In 2024, UPS laid off 12,000 workers. The next year, 20,000.

It wasn’t just the wage hikes; it’s also the work rules.

The Teamsters agreement includes hundreds of pages—limits on subcontracting, bans on employees working long hours, etc….many of which made it hard for a company to adapt and cut costs.

“These headline-grabbing union deals are delivering short-run sugar highs with long-run hangovers,” says Mercatus Center economist Liya Palagashvili. “UPS is just one example of this.”

Another was Yellow Corp—once one of the largest freight carriers in America.

Then the Teamsters threatened to strike, demanding faster payments of health care and pension benefits.

The company warned that a strike could bankrupt it.

But O’Brien kept pushing, saying, “The company has two more days to fulfill its obligations, or we will strike. Teamsters at Yellow are furious and ready to act!”

Yellow gave in. The strike was averted.

Days later, the trucking company shut down for good.

Thirty thousand people lost their jobs.

…” [Yellow Corp] was having a lot of financial issues.

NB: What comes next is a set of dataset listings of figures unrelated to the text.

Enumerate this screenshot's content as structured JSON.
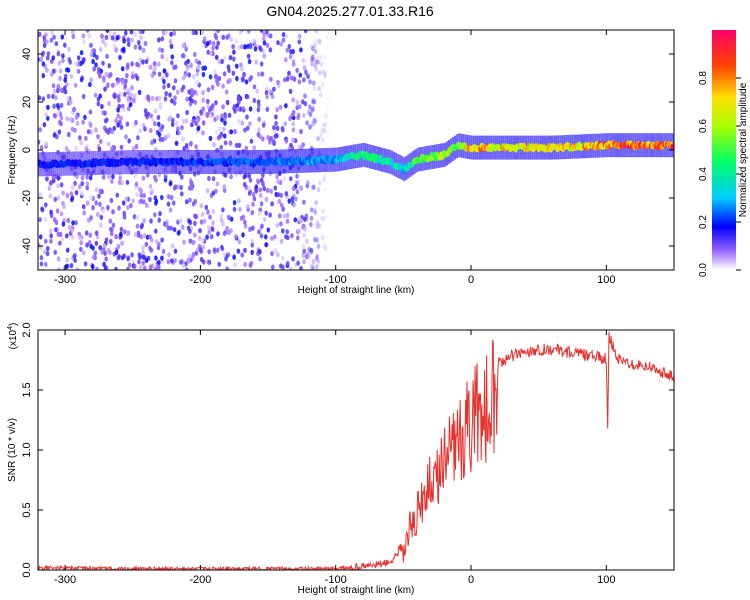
{
  "figure": {
    "title": "GN04.2025.277.01.33.R16"
  },
  "chart_data": [
    {
      "type": "heatmap",
      "xlabel": "Height of straight line (km)",
      "ylabel": "Frequency (Hz)",
      "xlim": [
        -320,
        150
      ],
      "ylim": [
        -50,
        50
      ],
      "xticks": [
        -300,
        -200,
        -100,
        0,
        100
      ],
      "yticks": [
        -40,
        -20,
        0,
        20,
        40
      ],
      "colorbar": {
        "label": "Normalized spectral amplitude",
        "range": [
          0,
          1
        ],
        "ticks": [
          "0.0",
          "0.2",
          "0.4",
          "0.6",
          "0.8"
        ],
        "colormap": [
          "#ffffff",
          "#8800ff",
          "#0000ff",
          "#00ffff",
          "#00ff00",
          "#ffff00",
          "#ff8800",
          "#ff0000",
          "#ff0088"
        ]
      },
      "ridge": {
        "description_points_x": [
          -320,
          -250,
          -150,
          -100,
          -80,
          -60,
          -50,
          -40,
          -20,
          -10,
          0,
          30,
          60,
          100,
          150
        ],
        "center_freq": [
          -6,
          -5,
          -5,
          -4,
          -2,
          -5,
          -8,
          -4,
          -2,
          2,
          1,
          1,
          1,
          2,
          2
        ],
        "amplitude": [
          0.2,
          0.2,
          0.25,
          0.3,
          0.45,
          0.4,
          0.35,
          0.5,
          0.65,
          0.6,
          0.8,
          0.7,
          0.7,
          0.85,
          0.95
        ]
      },
      "noise_floor_extent_x": [
        -320,
        -120
      ]
    },
    {
      "type": "line",
      "xlabel": "Height of straight line (km)",
      "ylabel": "SNR (10 * v/v)",
      "y_multiplier": "(x10^4)",
      "y_multiplier_base": "(x10",
      "y_multiplier_exp": "4",
      "y_multiplier_close": ")",
      "xlim": [
        -320,
        150
      ],
      "ylim": [
        0,
        2.0
      ],
      "xticks": [
        -300,
        -200,
        -100,
        0,
        100
      ],
      "yticks": [
        "0.0",
        "0.5",
        "1.0",
        "1.5",
        "2.0"
      ],
      "color": "#e8302c",
      "series": [
        {
          "x": [
            -320,
            -250,
            -200,
            -150,
            -100,
            -80,
            -60,
            -50,
            -45,
            -40,
            -35,
            -30,
            -25,
            -20,
            -15,
            -10,
            -5,
            0,
            10,
            20,
            30,
            40,
            50,
            60,
            70,
            80,
            90,
            100,
            101,
            102,
            110,
            120,
            130,
            140,
            150
          ],
          "y": [
            0.02,
            0.01,
            0.01,
            0.01,
            0.01,
            0.03,
            0.06,
            0.15,
            0.35,
            0.55,
            0.75,
            0.85,
            0.95,
            1.05,
            1.15,
            1.3,
            1.35,
            1.45,
            1.6,
            1.72,
            1.78,
            1.82,
            1.84,
            1.84,
            1.82,
            1.8,
            1.78,
            1.76,
            1.15,
            1.95,
            1.74,
            1.72,
            1.7,
            1.66,
            1.6
          ]
        }
      ],
      "annotations": [
        {
          "x": -30,
          "y": 1.85,
          "text": ""
        },
        {
          "x": 102,
          "y": 1.15,
          "text": ""
        }
      ]
    }
  ]
}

But if you’re on the verge of collapse, the last thing you need is a Teamsters Labor Union contract that says you have to increase labor costs.”

“The same year Yellow went bankrupt, United Auto Workers went on strike against Stellantis, the company that owns Chrysler. Stellantis gave in, giving the UAW a pay raise and promising to open a new plant.

But then Stellantis started laying off workers: 1,340 during the strike and 2,450 more the next year.

In 2024, the International Association of Machinists and Aerospace Workers walked off the job demanding better pay from Boeing. Boeing gave in.

One month later, Boeing announced a 10 percent work force cut.”

“Palagashvili says, “It wasn’t trade that killed the Rust Belt. It was labor unions. Unions in the Rust Belt were striking. Companies said, ‘Higher labor costs, tons of strikes, productivity isn’t going up, we’re going to relocate,’ and they did.”

Unions help some workers. But they hurt many more.”